A lender is as we have seen is obliged to provide a copy of the credit agreement. The agreement is unenforceable until such time as they provide a copy. Once they do so it will become enforceable. Irredeemably unenforceable agreements are the ones which breach section 60 or section 65 of the Consumer Credit Act.
The fact that an agreement may be unenforceable restricts but does not eliminate the lenders rights. There are certain things which can still be done even though an agreement cannot be enforced through court action. The lender is entitled to do the following:
Report or threaten to report information about the agreement to a credit reference agency or third party;
b. Demand payment from you;
c. Issue a default notice;
d. Threaten legal action;
e. Instruct a third party to seek to procure payment.
They may not however obtain or enforce a court judgement against you or enforce the agreement in any other way. This means that they may not instruct court bailiffs, place a charge over your property, or obtain an attachment of earnings order against you. They can threaten but not do anything to enforce payment.
Remember also that whether the agreement is enforceable or unenforceable, there are certain things which can never be done by the lender or anyone instructed by them. These are:
1) call on you either in person or by telephone early in the morning or late at night;
2) threaten to blacklist you (as opposed to merely record information with a credit reference agency);
3) report you to your employer or threaten to report you
4) Send vans to your property carrying signs prominently indicating that they are from a debt collecting agency.
If they do so, they will be in breach of section 40 of the Administration of Justice Act 1970 and will be committing a criminal offence. If you are being harassed in this manner, you will be able to obtain an injunction against your creditor or their appointed debt collector.

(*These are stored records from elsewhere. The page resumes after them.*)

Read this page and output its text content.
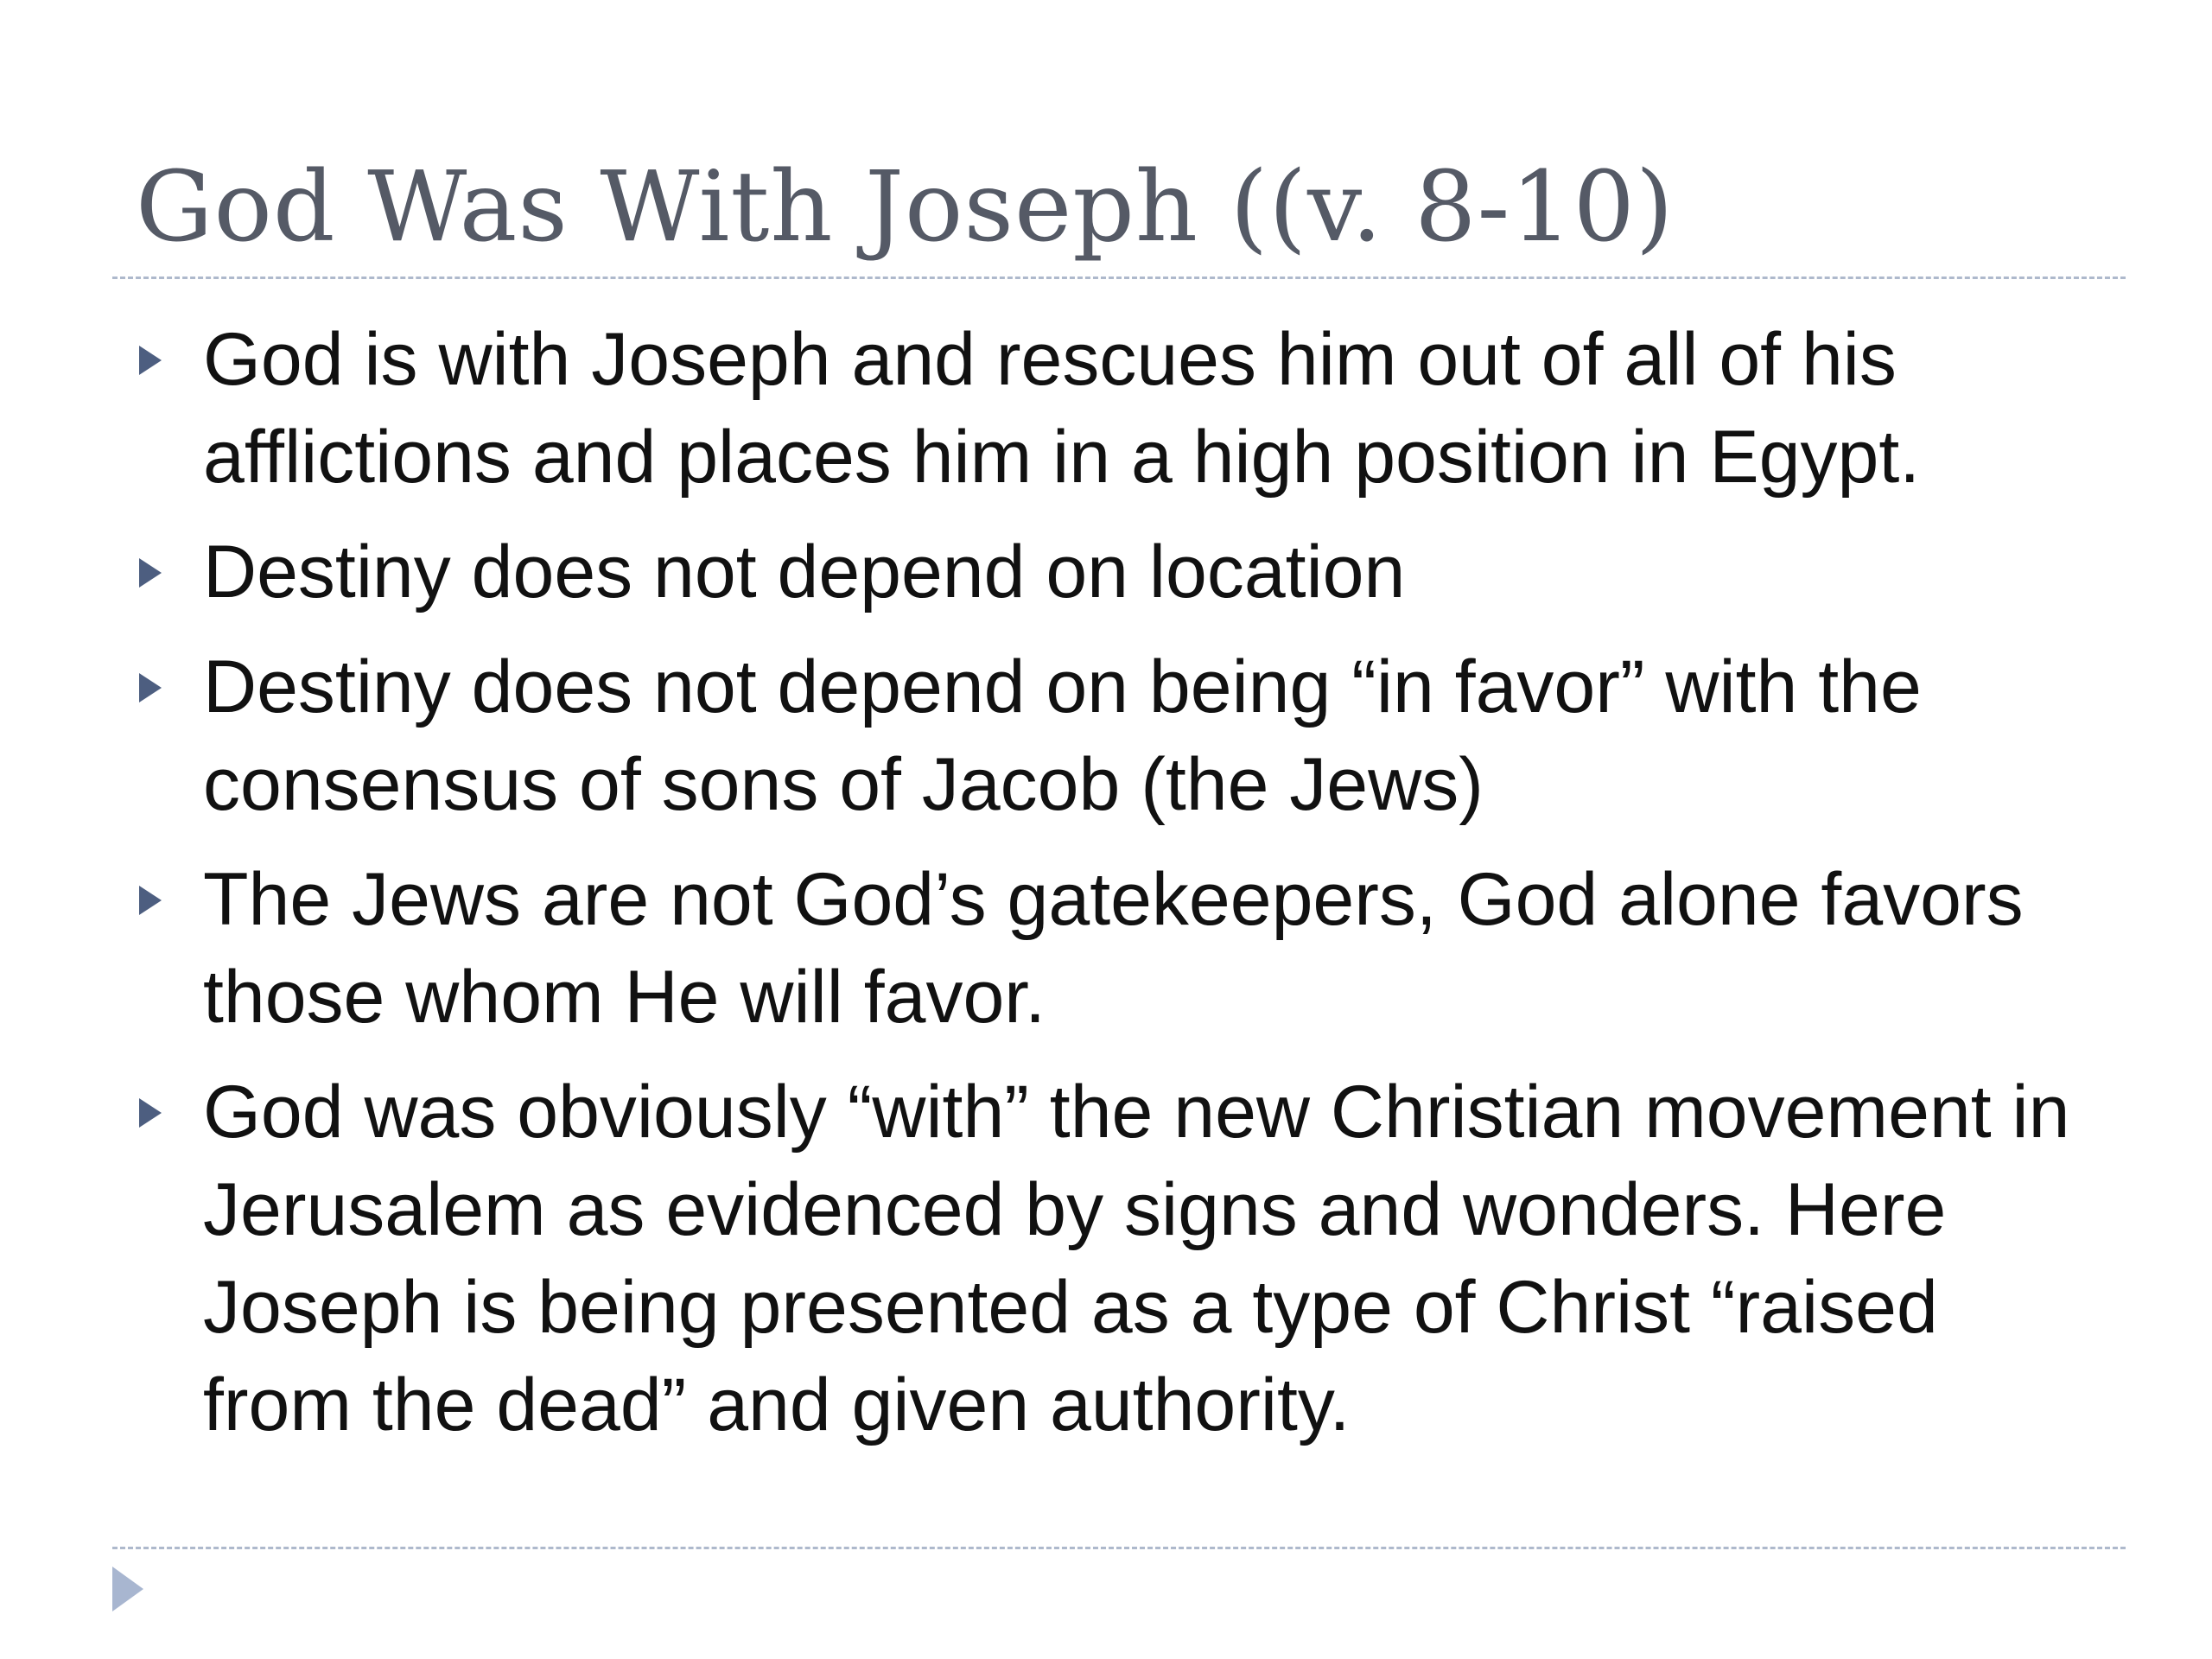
God Was With Joseph ((v. 8-10)
God is with Joseph and rescues him out of all of his afflictions and places him in a high position in Egypt.
Destiny does not depend on location
Destiny does not depend on being “in favor” with the consensus of sons of Jacob (the Jews)
The Jews are not God’s gatekeepers, God alone favors those whom He will favor.
God was obviously “with” the new Christian movement in Jerusalem as evidenced by signs and wonders. Here Joseph is being presented as a type of Christ “raised from the dead” and given authority.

The question often asked is the effect on your credit rating of refusing to pay an unenforceable agreement. Unfortunately it has been established that with temporally unenforceable agreements the lender is entitled to report the failure to pay to a credit reference agency. Failure to pay an unenforceable agreement is therefore likely to affect your future ability to obtain credit. The position with irredeemably unenforceable agreements is less certain and at the present time awaiting determination by the courts.
Finally there are certain requirements concerning cancellable agreements. A consumer credit agreement is cancellable only if it was signed following or all representations by the lender in the presence of the borrower and was not signed at the lenders business premises. If the agreement satisfies these requirements and is cancellable a notice explaining the rights to cancel must be included within the agreement. If this is not done the borrower me cancel at any time until the correct notice is served. You will however have to pay back all monies received.